Question

I wrote a script to fill a file for some Disk capacity testing. Could you please tell me why I have an error?

#!/bin/bash 
COUNTER=0;
FILE_SIZE_BITS=8589934592;
FILE_NAME="fill_me";
while [ $COUNTER -eq 0 ]; do
    echo "Dummy text to fill the file" >> "$FILE_NAME";
    SIZE='stat -c%s fill_me';
    if [[ $SIZE -gt $FILE_SIZE_BITS ]]; then
        let COUNTER=COUNTER+1;
    fi
done

the error is:

-bash: [[: stat -c%s fill_me: division by 0 (error token is "fill_me")

Thanks

Was it helpful?

Solution

The error is here:

SIZE='stat -c%s fill_me'

Do this instead:

SIZE=$(stat -c%s fill_me)

This sets SIZE to the output of the stat -c%s fill_me command. The $(...) syntax is the Command Substitution syntax:

Command substitution allows the output of a command to replace the command name.

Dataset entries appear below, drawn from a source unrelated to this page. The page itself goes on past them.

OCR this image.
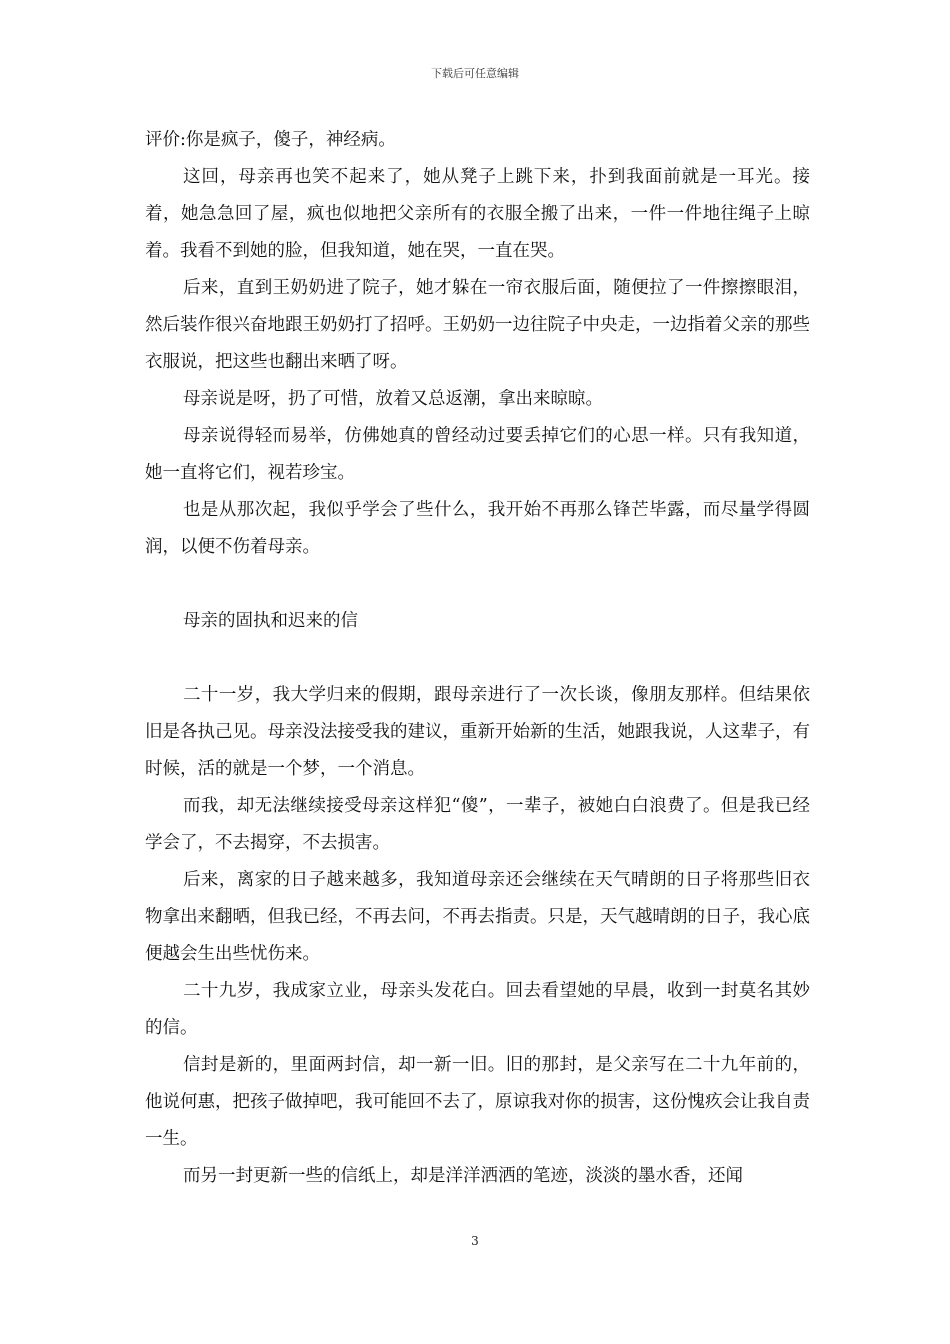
下载后可任意编辑

评价:你是疯子，傻子，神经病。

这回，母亲再也笑不起来了，她从凳子上跳下来，扑到我面前就是一耳光。接着，她急急回了屋，疯也似地把父亲所有的衣服全搬了出来，一件一件地往绳子上晾着。我看不到她的脸，但我知道，她在哭，一直在哭。

后来，直到王奶奶进了院子，她才躲在一帘衣服后面，随便拉了一件擦擦眼泪，然后装作很兴奋地跟王奶奶打了招呼。王奶奶一边往院子中央走，一边指着父亲的那些衣服说，把这些也翻出来晒了呀。

母亲说是呀，扔了可惜，放着又总返潮，拿出来晾晾。

母亲说得轻而易举，仿佛她真的曾经动过要丢掉它们的心思一样。只有我知道，她一直将它们，视若珍宝。

也是从那次起，我似乎学会了些什么，我开始不再那么锋芒毕露，而尽量学得圆润，以便不伤着母亲。

母亲的固执和迟来的信

二十一岁，我大学归来的假期，跟母亲进行了一次长谈，像朋友那样。但结果依旧是各执己见。母亲没法接受我的建议，重新开始新的生活，她跟我说，人这辈子，有时候，活的就是一个梦，一个消息。

而我，却无法继续接受母亲这样犯“傻”，一辈子，被她白白浪费了。但是我已经学会了，不去揭穿，不去损害。

后来，离家的日子越来越多，我知道母亲还会继续在天气晴朗的日子将那些旧衣物拿出来翻晒，但我已经，不再去问，不再去指责。只是，天气越晴朗的日子，我心底便越会生出些忧伤来。

二十九岁，我成家立业，母亲头发花白。回去看望她的早晨，收到一封莫名其妙的信。

信封是新的，里面两封信，却一新一旧。旧的那封，是父亲写在二十九年前的，他说何惠，把孩子做掉吧，我可能回不去了，原谅我对你的损害，这份愧疚会让我自责一生。

而另一封更新一些的信纸上，却是洋洋洒洒的笔迹，淡淡的墨水香，还闻

3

BTW you can do the same thing with dd[manual]:

dd if=/dev/zero of=fill_me bs=1 count=8589934592

OTHER TIPS

As amaud576875 answered, dd is the way to go.

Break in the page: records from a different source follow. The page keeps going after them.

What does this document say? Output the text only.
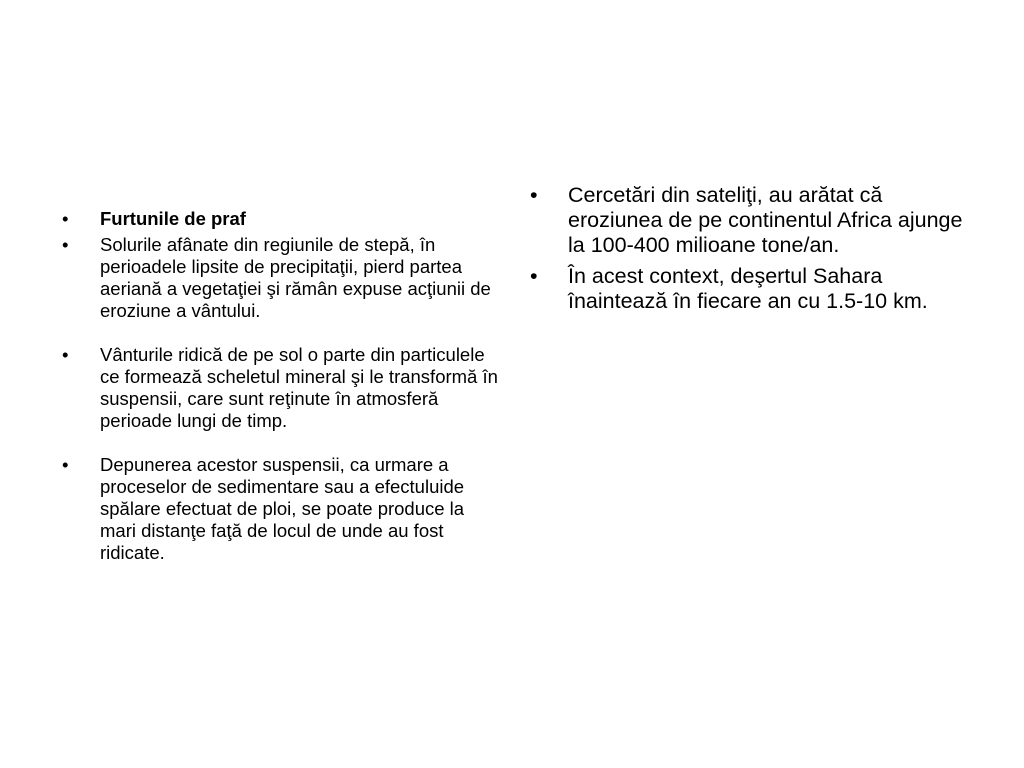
•	Furtunile de praf
•	Solurile afânate din regiunile de stepă, în perioadele lipsite de precipitaţii, pierd partea aeriană a vegetaţiei şi rămân expuse acţiunii de eroziune a vântului.
•	Vânturile ridică de pe sol o parte din particulele ce formează scheletul mineral şi le transformă în suspensii, care sunt reţinute în atmosferă perioade lungi de timp.
•	Depunerea acestor suspensii, ca urmare a proceselor de sedimentare sau a efectuluide spălare efectuat de ploi, se poate produce la mari distanţe faţă de locul de unde au fost ridicate.
•	Cercetări din sateliţi, au arătat că eroziunea de pe continentul Africa ajunge la 100-400 milioane tone/an.
•	În acest context, deşertul Sahara înaintează în fiecare an cu 1.5-10 km.
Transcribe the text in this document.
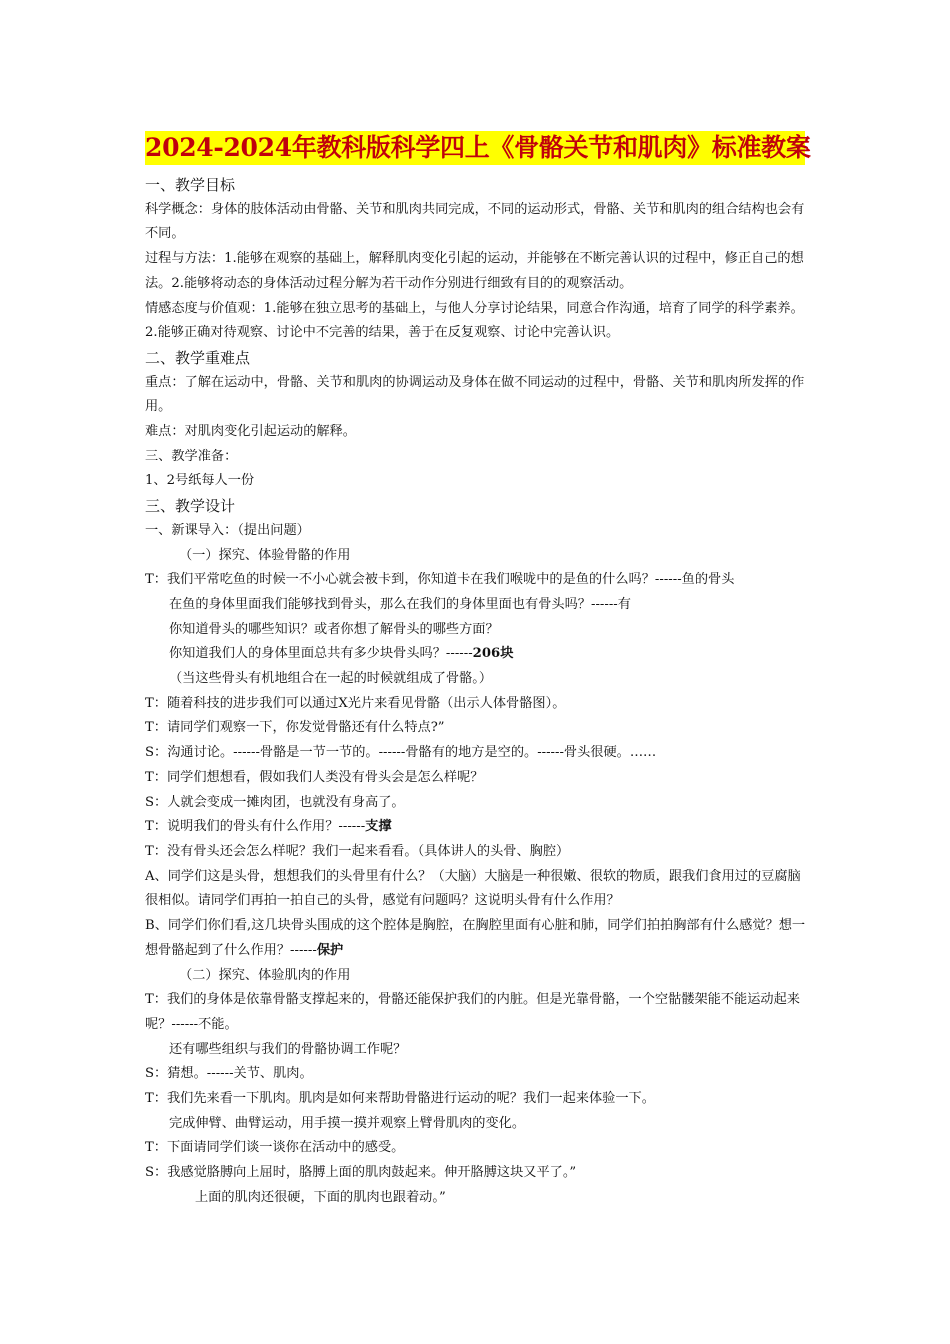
2024-2024年教科版科学四上《骨骼关节和肌肉》标准教案

一、教学目标

科学概念：身体的肢体活动由骨骼、关节和肌肉共同完成，不同的运动形式，骨骼、关节和肌肉的组合结构也会有不同。

过程与方法：1.能够在观察的基础上，解释肌肉变化引起的运动，并能够在不断完善认识的过程中，修正自己的想法。2.能够将动态的身体活动过程分解为若干动作分别进行细致有目的的观察活动。

情感态度与价值观：1.能够在独立思考的基础上，与他人分享讨论结果，同意合作沟通，培育了同学的科学素养。2.能够正确对待观察、讨论中不完善的结果，善于在反复观察、讨论中完善认识。

二、教学重难点

重点：了解在运动中，骨骼、关节和肌肉的协调运动及身体在做不同运动的过程中，骨骼、关节和肌肉所发挥的作用。

难点：对肌肉变化引起运动的解释。

三、教学准备：

1、2号纸每人一份

三、教学设计

一、新课导入：（提出问题）

（一）探究、体验骨骼的作用

T：我们平常吃鱼的时候一不小心就会被卡到，你知道卡在我们喉咙中的是鱼的什么吗？------鱼的骨头

在鱼的身体里面我们能够找到骨头，那么在我们的身体里面也有骨头吗？------有

你知道骨头的哪些知识？或者你想了解骨头的哪些方面？

你知道我们人的身体里面总共有多少块骨头吗？------206块

（当这些骨头有机地组合在一起的时候就组成了骨骼。）

T：随着科技的进步我们可以通过X光片来看见骨骼（出示人体骨骼图）。

T：请同学们观察一下，你发觉骨骼还有什么特点?”

S：沟通讨论。------骨骼是一节一节的。------骨骼有的地方是空的。------骨头很硬。……

T：同学们想想看，假如我们人类没有骨头会是怎么样呢？

S：人就会变成一摊肉团，也就没有身高了。

T：说明我们的骨头有什么作用？------支撑

T：没有骨头还会怎么样呢？我们一起来看看。（具体讲人的头骨、胸腔）

A、同学们这是头骨，想想我们的头骨里有什么？（大脑）大脑是一种很嫩、很软的物质，跟我们食用过的豆腐脑很相似。请同学们再拍一拍自己的头骨，感觉有问题吗？这说明头骨有什么作用？

B、同学们你们看,这几块骨头围成的这个腔体是胸腔，在胸腔里面有心脏和肺，同学们拍拍胸部有什么感觉？想一想骨骼起到了什么作用？------保护

（二）探究、体验肌肉的作用

T：我们的身体是依靠骨骼支撑起来的，骨骼还能保护我们的内脏。但是光靠骨骼，一个空骷髅架能不能运动起来呢？------不能。

还有哪些组织与我们的骨骼协调工作呢？

S：猜想。------关节、肌肉。

T：我们先来看一下肌肉。肌肉是如何来帮助骨骼进行运动的呢？我们一起来体验一下。

完成伸臂、曲臂运动，用手摸一摸并观察上臂骨肌肉的变化。

T：下面请同学们谈一谈你在活动中的感受。

S：我感觉胳膊向上屈时，胳膊上面的肌肉鼓起来。伸开胳膊这块又平了。”

上面的肌肉还很硬，下面的肌肉也跟着动。”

For fun, here's another method:

str63=123456789.123456789.123456789.123456789.123456789.123456789.123
yes $str63 | head -134217728 > fill_me

You found the programming error already, but from a shell programming point of view, the overall script is quite clunky. Here is a refactored version.

#!/bin/bash 
FILE_SIZE_BITS=8589934592;
FILE_NAME="fill_me";
while true; do
    echo "Dummy text to fill the file" >> "$FILE_NAME";
    SIZE=$(stat -c%s "$FILE_NAME")  # if you have a variable, use it everywhere
    if [[ $SIZE -gt $FILE_SIZE_BITS ]]; then
        break
    fi
done

The variable name COUNT and the arithmetic you performed on it is rather misleading, as you exit as soon as COUNT is bigger than 0. Might as well use a true/false flag in that case, but here, I don't even store the status in a variable. Instead, I break out of the loop (and thus, the entire script) when the exit condition is true.